Failover concept

The failover concept is about ensuring the availability of the Node Controller.

If the connection of any Working Node to the Node Controller is interrupted, the failover is triggered. Note: See also section Graceful Shutdown of the Node Controller below.

If this Working Node can still reach the externalURL (see parameter below), then it becomes the new Node Controller and all remaining Working Nodes connect to it after the new Node Controller informs them of its new role.

If this Working Node cannot reach the externalURL, then the next Node in the priority hierarchy becomes the new Node Controller.

Configuration


Each Lobster_data instance knows both the Internet address and the failover priority of all other Lobster_data instances. This ensures that each instance can autonomously reorganise itself in a failover case. This information is read from the configuration files ./etc/startup.xml and ./etc/admin/datawizard/lb_nodes.properties when a Lobster_data instance is started. The relevant content of these files is replicated by the Node Controller to the Working Nodes when they log into the load balancing network (i.e. you only have to maintain the files on the Node Controller).

File "startup.xml"

To activate the failover mechanism, the following entry in configuration file ./etc/startup.xml has to exist.


<Call name="enableFailOver">
<Arg>
<New class="com.ebd.hub.datawizard.app.loadbalance.failover.Configuration">
<Set name="port">2320</Set>
<Set name="heartbeat">500</Set>
<Set name="externalURL">https://www.google.de</Set>
<Set name="maxPingRetry">5</Set>
<Set name="timeout">1200</Set>
</New>
</Arg>
</Call>


Following the meaning of the parameters. A regular ping (heartbeat) is executed from the Working Nodes to the Node Controller. If an error occurs, a certain number of further pings (maxPingRetry) are executed again with a certain waiting time (timeout) in between. If these pings also fail, the failover is triggered.


Parameter

Description

port

The port on which the 'ping' messages are exchanged.

heartbeat

Sets the frequency of the pings in milliseconds.

externalURL

Must be a reachable HTTP(S) URL that allows the Working Nodes to verify whether they are disconnected from the network or the Node Controller. A Working Node can only become the new Node Controller if it can reach the externalURL.

maxPingRetry

Number of further ping attempts after a ping failure until failover is triggered in case of further failures. Default: 3 .

timeout

The waiting time used for ping attempts after a ping error (maxPingRetry) instead of the normal ping frequency (heartbeat).
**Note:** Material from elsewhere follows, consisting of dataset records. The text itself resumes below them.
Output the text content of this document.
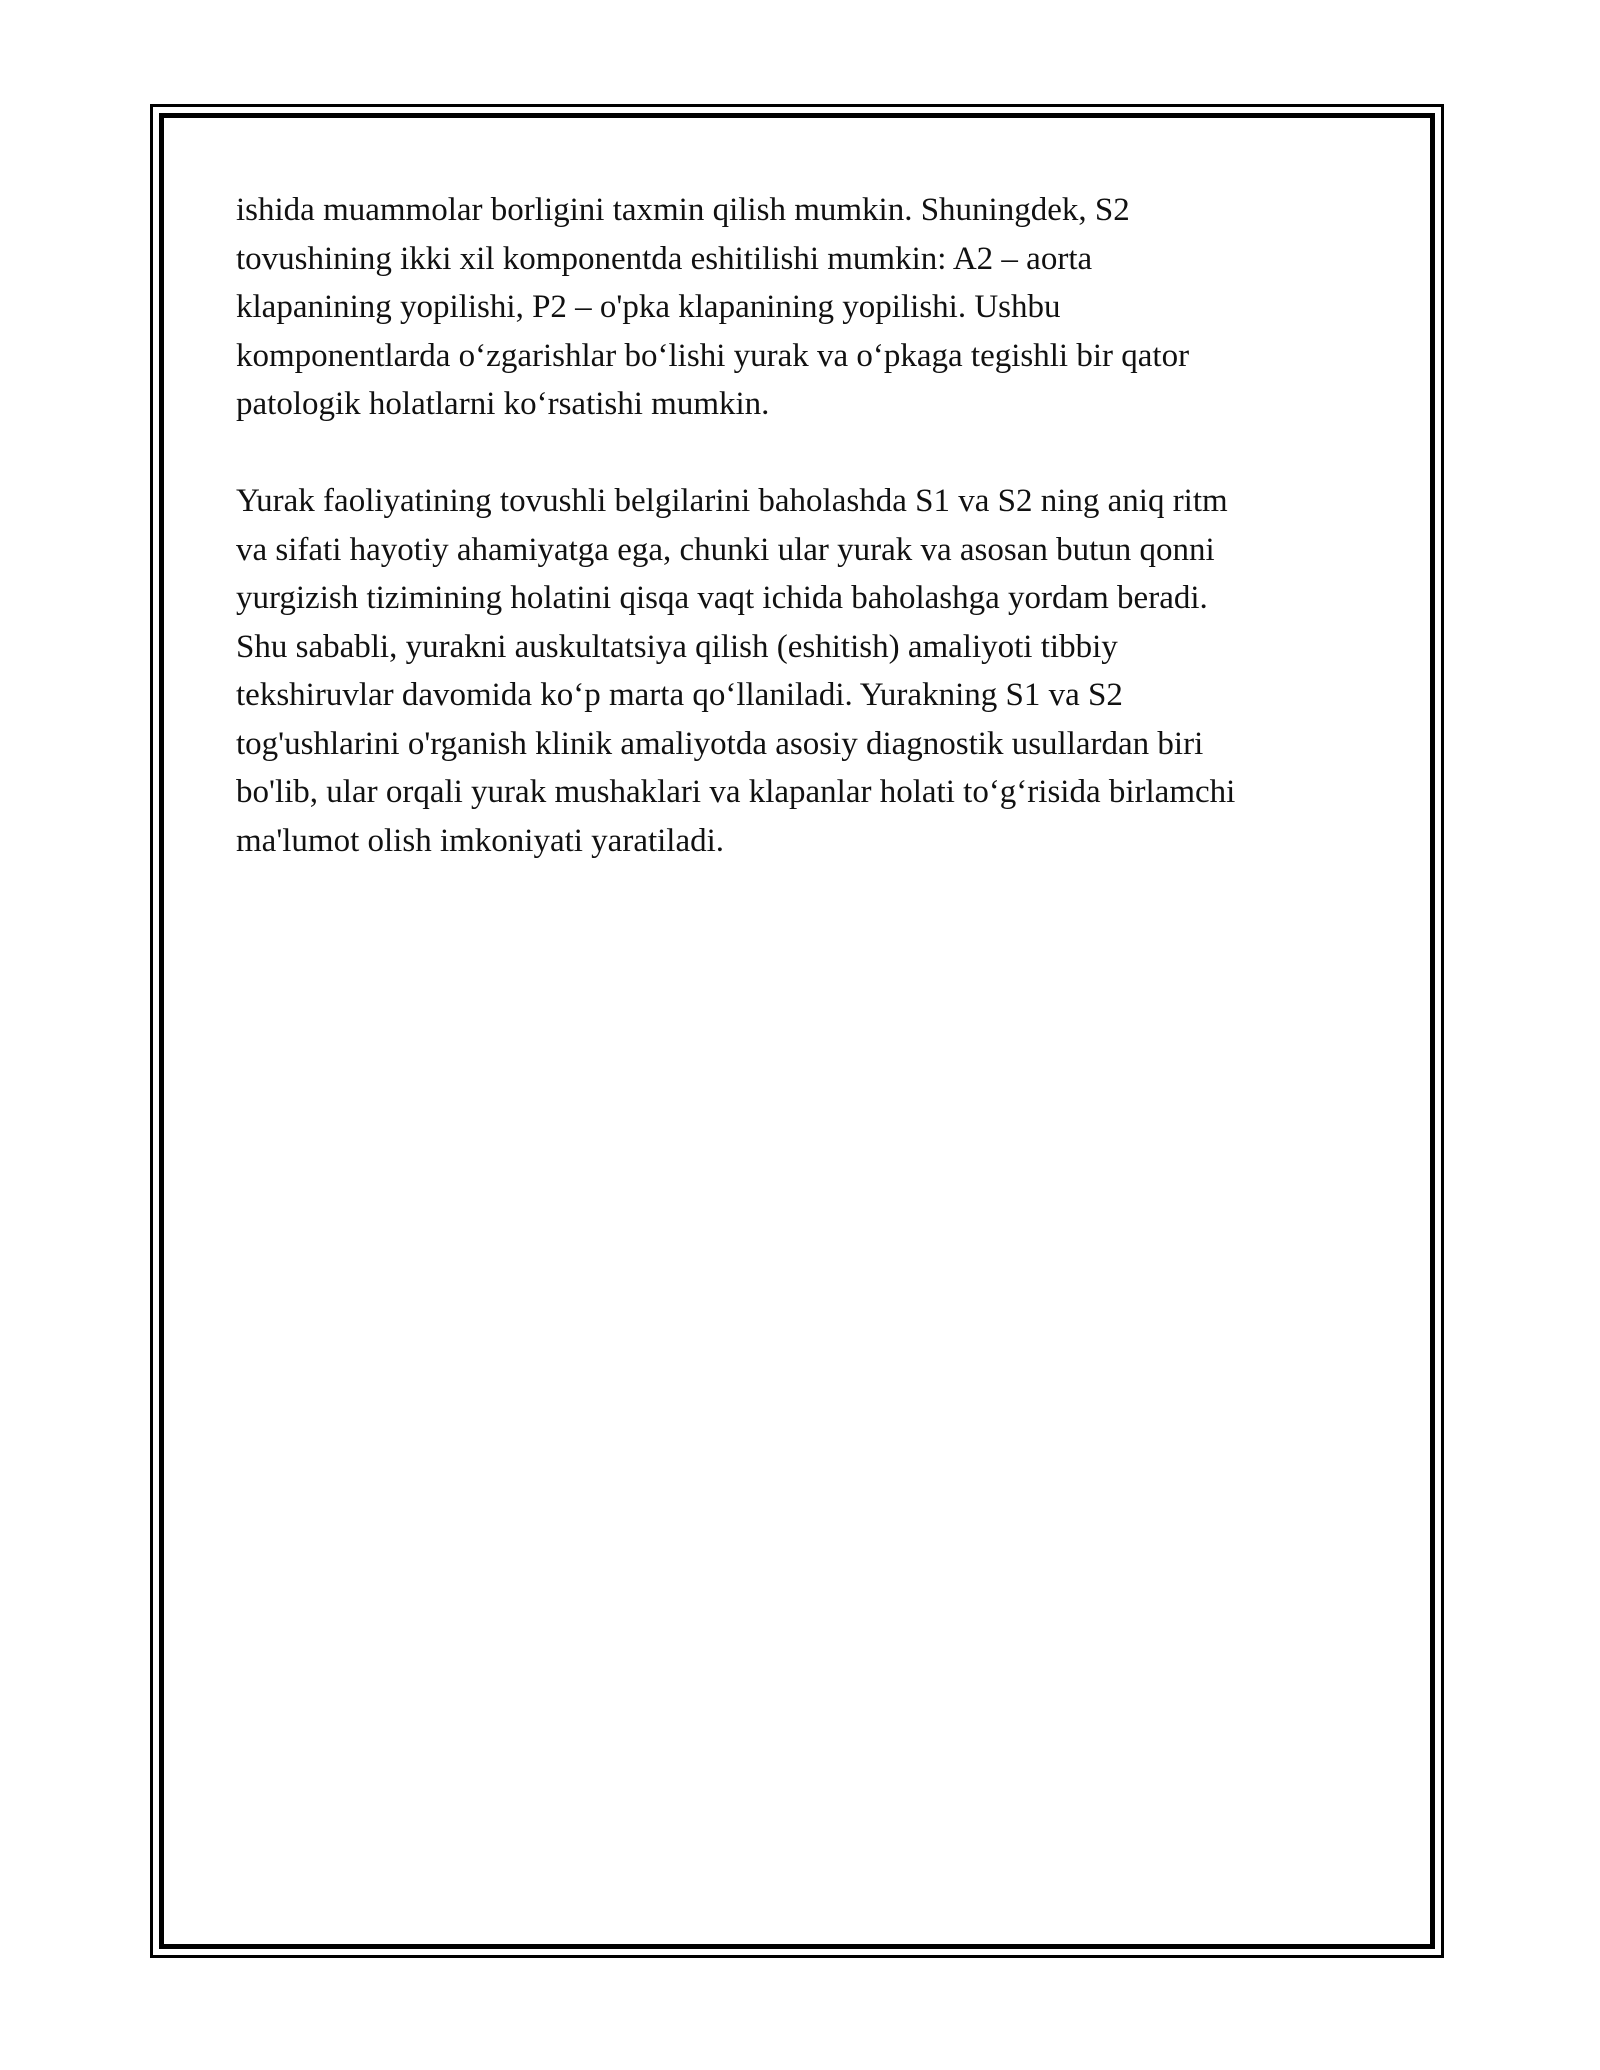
ishida muammolar borligini taxmin qilish mumkin. Shuningdek, S2
tovushining ikki xil komponentda eshitilishi mumkin: A2 – aorta
klapanining yopilishi, P2 – o'pka klapanining yopilishi. Ushbu
komponentlarda o‘zgarishlar bo‘lishi yurak va o‘pkaga tegishli bir qator
patologik holatlarni ko‘rsatishi mumkin.

Yurak faoliyatining tovushli belgilarini baholashda S1 va S2 ning aniq ritm
va sifati hayotiy ahamiyatga ega, chunki ular yurak va asosan butun qonni
yurgizish tizimining holatini qisqa vaqt ichida baholashga yordam beradi.
Shu sababli, yurakni auskultatsiya qilish (eshitish) amaliyoti tibbiy
tekshiruvlar davomida ko‘p marta qo‘llaniladi. Yurakning S1 va S2
tog'ushlarini o'rganish klinik amaliyotda asosiy diagnostik usullardan biri
bo'lib, ular orqali yurak mushaklari va klapanlar holati to‘g‘risida birlamchi
ma'lumot olish imkoniyati yaratiladi.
File "lb_nodes.properties"

The configuration file ./etc/admin/datawizard/lb_nodes.properties contains the respective host address and the MessageService port of the Lobster_data instances (Working Nodes and Node Controllers) involved in the load balancing. The key is the name of the instance as specified in the respective configuration file ./etc/factory.xml in element id. Note: See also section Structure of a Properties File (note the backslash before the colon in the following example file).


# define all working nodes by IP:Port that are licensed - must be the factory name as key
#
# e.g.
WorkNode2=192.168.132.56:8020
WorkNode1=192.168.132.55:8020
NodeContr2=192.168.132.54:8020
NodeContr1=192.168.132.53:8020
WorkNode3=192.168.132.57:8020

Functional principle


  • There is always exactly one active Node Controller.

  • The number of Working Nodes is unlimited and can be changed at any time.

  • In principle, each Working Node (by license and configuration) can be in working mode as well as in controller mode. The modes can change during operation.

  • Node Controllers (by license and configuration) can only be in controller mode.

  • Always the last Node Controller that goes online is the active Node Controller. Old Node Controllers shut down unless they previously were a Working Node by license and configuration. In this case, it changes back to a Working Node and does not shut down.

  • Changing the operation mode of a node can occur automatically due to a detected failover, or it can be explicitly initiated by the user (in the Control Center or via HTTP).

  • A valid operating state with a Node Controller and Working Node(s) must be reached at least once (at startup), because stand-alone Working Nodes receive their setup from the Node Controller at startup.

Deactivating SAP RequestListener


See section SAP RequestListener in Load Balance Failover.

Failure of the primary DMZ server


See section DMZ Cluster.

Graceful shutdown of the Node Controller


If you shut down the Node Controller regularly yourself, a signal is normally sent to the Working Nodes so that they do not interpret the shutdown as a failure.

However, if you want that this signal is not sent and thus a failover is triggered, you can create the file "nc_suppress_shutdown" in the installation directory of the Node Controller.

This file is not deleted. This file only works on the configured Node Controller and not on a Working Node that has assumed the Node Controller role.